Step-by-Step Solution:
- Understand the Data:
- The pie chart shows percentages of a $10,000 budget.
- We need: (1) Amount for Salaries, (2) Combined amount for Rent and Supplies.
- Calculate Salaries:
- Salaries = 40% of $10,000
- Salaries = (40 / 100) × 10,000 = 4000.
- Calculate Rent and Supplies:
- Rent = 30% of $10,000
- Rent = (30 / 100) × 10,000 = 3000.
- Supplies = 20% of $10,000
- Supplies = (20 / 100) × 10,000 = 2000.
- Combined = Rent + Supplies = 3000 + 2000 = 5000.
- Verify:
- Total budget: 4000 + 3000 + 2000 + (10% × 10,000) = 4000 + 3000 + 2000 + 1000 = 10,000.
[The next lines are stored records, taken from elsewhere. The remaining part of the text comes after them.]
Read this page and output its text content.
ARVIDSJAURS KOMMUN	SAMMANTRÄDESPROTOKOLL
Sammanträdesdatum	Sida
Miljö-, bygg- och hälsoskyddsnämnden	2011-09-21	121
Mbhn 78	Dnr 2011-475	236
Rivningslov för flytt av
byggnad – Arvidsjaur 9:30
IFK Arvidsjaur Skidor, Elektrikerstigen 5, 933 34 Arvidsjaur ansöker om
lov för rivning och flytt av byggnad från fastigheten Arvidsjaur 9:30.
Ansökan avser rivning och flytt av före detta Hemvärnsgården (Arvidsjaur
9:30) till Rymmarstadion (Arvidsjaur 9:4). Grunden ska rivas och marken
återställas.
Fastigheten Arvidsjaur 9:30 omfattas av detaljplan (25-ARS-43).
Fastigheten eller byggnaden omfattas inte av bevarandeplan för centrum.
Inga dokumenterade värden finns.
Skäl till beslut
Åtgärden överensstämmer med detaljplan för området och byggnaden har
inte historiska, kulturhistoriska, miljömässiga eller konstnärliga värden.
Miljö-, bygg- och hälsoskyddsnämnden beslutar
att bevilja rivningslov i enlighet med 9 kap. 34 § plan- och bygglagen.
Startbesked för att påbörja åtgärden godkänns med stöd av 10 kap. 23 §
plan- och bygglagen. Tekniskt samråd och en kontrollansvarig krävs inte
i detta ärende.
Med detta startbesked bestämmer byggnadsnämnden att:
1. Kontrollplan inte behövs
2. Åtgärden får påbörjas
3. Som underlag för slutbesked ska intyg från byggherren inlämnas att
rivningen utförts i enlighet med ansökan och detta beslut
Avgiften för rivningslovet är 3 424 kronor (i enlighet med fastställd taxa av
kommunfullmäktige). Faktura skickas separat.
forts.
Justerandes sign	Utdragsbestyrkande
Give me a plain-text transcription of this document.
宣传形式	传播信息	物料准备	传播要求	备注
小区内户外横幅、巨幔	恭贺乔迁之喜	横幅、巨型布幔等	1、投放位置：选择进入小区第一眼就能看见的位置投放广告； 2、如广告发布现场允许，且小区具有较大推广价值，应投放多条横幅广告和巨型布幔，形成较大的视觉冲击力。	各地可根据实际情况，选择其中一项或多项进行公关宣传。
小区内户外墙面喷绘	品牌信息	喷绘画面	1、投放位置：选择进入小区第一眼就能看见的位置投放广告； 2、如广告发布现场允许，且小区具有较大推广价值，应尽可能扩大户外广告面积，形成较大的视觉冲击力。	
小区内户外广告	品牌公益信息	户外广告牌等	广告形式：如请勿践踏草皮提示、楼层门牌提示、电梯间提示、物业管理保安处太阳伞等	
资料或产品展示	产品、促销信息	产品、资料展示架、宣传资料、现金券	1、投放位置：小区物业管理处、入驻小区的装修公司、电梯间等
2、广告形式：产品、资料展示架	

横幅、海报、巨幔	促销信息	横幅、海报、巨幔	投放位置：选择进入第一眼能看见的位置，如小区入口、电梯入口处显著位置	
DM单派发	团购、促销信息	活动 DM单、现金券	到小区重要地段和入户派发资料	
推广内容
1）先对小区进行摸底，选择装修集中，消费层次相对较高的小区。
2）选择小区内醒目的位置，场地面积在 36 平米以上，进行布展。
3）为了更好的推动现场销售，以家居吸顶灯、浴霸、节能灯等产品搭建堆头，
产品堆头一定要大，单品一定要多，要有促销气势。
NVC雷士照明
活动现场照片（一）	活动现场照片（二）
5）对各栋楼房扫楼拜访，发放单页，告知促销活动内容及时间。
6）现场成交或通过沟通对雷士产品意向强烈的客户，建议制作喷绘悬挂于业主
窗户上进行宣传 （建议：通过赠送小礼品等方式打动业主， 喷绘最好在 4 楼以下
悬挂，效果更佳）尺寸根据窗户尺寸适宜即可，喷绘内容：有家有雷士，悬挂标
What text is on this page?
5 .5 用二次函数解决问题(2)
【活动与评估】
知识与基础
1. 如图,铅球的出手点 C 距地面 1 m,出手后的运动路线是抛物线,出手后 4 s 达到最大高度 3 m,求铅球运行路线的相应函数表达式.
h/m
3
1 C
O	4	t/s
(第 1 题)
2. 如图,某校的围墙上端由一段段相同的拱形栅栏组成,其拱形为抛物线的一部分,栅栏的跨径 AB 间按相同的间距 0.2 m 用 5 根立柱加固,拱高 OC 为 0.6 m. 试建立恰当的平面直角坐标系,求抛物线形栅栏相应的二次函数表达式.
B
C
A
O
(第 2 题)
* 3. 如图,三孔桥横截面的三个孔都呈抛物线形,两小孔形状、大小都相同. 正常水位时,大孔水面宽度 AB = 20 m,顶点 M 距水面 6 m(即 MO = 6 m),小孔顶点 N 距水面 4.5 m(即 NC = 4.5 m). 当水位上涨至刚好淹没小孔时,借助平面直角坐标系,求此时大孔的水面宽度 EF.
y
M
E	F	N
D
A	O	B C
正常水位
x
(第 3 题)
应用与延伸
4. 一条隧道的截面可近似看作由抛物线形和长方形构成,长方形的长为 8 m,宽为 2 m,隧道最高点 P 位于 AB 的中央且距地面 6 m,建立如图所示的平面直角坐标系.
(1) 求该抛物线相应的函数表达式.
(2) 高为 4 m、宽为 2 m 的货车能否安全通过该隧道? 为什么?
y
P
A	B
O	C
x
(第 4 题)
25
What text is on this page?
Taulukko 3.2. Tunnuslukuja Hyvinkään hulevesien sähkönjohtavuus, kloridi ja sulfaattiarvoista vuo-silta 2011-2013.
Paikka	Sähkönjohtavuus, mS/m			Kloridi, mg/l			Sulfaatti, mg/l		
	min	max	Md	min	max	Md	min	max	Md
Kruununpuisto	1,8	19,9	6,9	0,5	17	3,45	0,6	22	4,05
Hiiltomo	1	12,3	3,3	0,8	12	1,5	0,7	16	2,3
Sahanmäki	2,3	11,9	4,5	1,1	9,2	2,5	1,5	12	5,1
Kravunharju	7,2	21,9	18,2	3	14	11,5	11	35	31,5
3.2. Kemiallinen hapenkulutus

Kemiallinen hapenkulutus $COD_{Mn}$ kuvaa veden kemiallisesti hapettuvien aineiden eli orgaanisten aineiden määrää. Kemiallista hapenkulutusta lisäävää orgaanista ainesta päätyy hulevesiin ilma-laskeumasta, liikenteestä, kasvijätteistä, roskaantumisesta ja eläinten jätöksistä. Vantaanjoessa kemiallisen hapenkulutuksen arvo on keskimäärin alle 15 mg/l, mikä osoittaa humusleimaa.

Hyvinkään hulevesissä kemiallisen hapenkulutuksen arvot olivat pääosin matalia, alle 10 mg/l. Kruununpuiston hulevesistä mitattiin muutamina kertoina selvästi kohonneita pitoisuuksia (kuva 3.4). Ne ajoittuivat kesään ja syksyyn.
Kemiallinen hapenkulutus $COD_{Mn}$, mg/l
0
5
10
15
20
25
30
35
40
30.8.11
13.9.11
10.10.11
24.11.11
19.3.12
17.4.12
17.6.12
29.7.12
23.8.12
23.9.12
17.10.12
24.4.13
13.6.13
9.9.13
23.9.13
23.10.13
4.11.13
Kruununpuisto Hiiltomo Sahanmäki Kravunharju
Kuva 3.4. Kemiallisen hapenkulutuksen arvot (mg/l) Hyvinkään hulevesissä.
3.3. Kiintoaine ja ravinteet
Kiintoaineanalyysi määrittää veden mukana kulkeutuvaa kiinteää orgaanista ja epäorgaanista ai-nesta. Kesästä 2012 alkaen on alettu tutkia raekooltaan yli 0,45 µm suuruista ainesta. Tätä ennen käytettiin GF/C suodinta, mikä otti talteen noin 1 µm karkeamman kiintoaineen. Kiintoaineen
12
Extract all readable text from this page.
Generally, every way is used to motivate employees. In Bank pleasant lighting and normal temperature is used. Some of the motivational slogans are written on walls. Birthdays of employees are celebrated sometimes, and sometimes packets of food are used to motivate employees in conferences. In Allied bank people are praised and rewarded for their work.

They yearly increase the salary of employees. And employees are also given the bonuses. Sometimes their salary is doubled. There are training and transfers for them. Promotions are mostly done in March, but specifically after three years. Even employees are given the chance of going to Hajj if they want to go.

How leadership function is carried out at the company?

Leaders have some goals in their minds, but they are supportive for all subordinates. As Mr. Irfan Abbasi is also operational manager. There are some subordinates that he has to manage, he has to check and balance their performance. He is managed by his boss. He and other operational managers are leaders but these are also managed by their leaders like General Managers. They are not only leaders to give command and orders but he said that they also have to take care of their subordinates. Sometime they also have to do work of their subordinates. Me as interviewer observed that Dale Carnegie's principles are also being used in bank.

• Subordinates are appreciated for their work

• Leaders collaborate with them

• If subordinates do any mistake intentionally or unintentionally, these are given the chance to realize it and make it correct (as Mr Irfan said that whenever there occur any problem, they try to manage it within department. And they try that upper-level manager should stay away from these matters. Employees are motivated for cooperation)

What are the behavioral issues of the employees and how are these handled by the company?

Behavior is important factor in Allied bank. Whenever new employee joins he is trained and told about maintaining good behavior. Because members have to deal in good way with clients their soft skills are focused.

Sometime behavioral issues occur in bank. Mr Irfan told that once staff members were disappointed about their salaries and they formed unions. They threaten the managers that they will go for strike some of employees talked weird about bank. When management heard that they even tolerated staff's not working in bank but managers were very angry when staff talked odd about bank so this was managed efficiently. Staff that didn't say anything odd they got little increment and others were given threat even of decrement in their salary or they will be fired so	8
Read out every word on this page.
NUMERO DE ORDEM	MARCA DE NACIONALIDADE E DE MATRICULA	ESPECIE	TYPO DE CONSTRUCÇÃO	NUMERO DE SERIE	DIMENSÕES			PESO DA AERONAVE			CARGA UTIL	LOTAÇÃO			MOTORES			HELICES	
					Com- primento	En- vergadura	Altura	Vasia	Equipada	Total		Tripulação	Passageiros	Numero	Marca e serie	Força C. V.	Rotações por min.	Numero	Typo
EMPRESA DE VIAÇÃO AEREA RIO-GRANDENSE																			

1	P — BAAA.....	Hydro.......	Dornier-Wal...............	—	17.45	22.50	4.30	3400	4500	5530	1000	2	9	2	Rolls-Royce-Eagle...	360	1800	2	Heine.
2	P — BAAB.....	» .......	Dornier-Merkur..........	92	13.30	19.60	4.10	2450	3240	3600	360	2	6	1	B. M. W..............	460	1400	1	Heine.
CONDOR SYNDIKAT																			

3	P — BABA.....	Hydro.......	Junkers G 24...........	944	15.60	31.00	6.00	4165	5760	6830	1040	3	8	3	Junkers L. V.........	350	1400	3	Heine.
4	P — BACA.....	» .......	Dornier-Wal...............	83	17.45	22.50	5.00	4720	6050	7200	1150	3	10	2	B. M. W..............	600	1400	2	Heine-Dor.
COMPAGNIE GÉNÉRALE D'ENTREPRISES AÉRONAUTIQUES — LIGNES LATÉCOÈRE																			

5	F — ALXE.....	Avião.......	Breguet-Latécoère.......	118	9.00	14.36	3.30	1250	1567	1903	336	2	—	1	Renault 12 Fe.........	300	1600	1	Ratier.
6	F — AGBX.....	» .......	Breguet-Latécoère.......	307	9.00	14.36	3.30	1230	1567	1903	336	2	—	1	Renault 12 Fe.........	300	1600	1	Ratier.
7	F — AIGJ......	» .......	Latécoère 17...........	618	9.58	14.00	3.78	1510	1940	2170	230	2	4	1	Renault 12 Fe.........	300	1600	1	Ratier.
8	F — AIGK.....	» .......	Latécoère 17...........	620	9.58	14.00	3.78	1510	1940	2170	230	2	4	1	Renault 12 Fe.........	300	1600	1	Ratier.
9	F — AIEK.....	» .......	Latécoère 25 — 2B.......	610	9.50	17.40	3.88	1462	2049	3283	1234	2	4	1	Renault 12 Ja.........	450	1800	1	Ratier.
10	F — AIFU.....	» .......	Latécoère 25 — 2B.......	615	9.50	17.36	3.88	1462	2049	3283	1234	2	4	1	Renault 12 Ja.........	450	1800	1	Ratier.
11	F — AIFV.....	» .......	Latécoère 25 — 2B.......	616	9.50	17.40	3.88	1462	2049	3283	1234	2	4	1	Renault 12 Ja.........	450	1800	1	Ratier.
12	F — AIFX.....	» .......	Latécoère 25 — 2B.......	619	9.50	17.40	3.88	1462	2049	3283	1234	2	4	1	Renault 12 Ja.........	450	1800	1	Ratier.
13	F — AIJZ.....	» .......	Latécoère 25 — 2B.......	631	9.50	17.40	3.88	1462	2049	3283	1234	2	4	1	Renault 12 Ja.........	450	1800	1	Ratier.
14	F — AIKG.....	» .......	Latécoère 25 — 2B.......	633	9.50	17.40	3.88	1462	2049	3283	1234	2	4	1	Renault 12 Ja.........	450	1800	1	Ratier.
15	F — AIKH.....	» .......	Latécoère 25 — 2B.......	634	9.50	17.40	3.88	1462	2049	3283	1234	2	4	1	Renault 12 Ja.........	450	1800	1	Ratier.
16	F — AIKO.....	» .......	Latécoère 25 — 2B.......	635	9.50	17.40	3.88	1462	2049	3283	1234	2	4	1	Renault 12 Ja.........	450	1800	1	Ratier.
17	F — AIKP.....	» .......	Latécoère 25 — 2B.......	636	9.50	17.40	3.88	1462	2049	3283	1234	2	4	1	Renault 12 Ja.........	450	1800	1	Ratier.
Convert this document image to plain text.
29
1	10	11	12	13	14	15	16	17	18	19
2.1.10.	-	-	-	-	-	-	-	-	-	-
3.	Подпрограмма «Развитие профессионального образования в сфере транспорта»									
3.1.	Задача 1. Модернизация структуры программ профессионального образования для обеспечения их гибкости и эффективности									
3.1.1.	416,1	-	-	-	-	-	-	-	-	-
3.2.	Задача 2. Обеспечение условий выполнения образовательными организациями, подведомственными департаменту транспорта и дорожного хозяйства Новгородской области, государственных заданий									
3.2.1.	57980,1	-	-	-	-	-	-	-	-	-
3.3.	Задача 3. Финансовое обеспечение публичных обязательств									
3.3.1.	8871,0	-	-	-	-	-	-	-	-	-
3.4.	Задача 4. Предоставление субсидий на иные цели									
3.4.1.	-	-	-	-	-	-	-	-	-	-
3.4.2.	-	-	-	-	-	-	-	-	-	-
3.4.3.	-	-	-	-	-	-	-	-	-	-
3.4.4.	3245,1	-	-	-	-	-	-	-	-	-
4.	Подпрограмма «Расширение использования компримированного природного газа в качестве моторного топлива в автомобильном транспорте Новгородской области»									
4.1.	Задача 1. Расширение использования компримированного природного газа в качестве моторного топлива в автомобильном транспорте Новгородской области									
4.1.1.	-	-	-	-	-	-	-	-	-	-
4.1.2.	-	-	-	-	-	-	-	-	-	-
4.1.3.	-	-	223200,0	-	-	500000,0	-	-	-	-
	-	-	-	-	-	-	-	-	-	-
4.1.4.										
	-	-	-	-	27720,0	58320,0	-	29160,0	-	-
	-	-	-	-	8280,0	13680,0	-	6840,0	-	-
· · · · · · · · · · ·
- Combined: 3000 + 2000 = 5000.
- Present the Answer:
- Salaries: $4000.
- Combined Rent and Supplies: $5000.
Problem 2
Problem
Statement:
Pie chart: Time spent (24 hours): Sleep: 33.33%, Work: 33.33%, Leisure: 33.33%.
Question: How many hours are spent on Work?
Step-by-Step Solution:
- Understand the Data:
- The pie chart shows time allocation in a 24-hour day.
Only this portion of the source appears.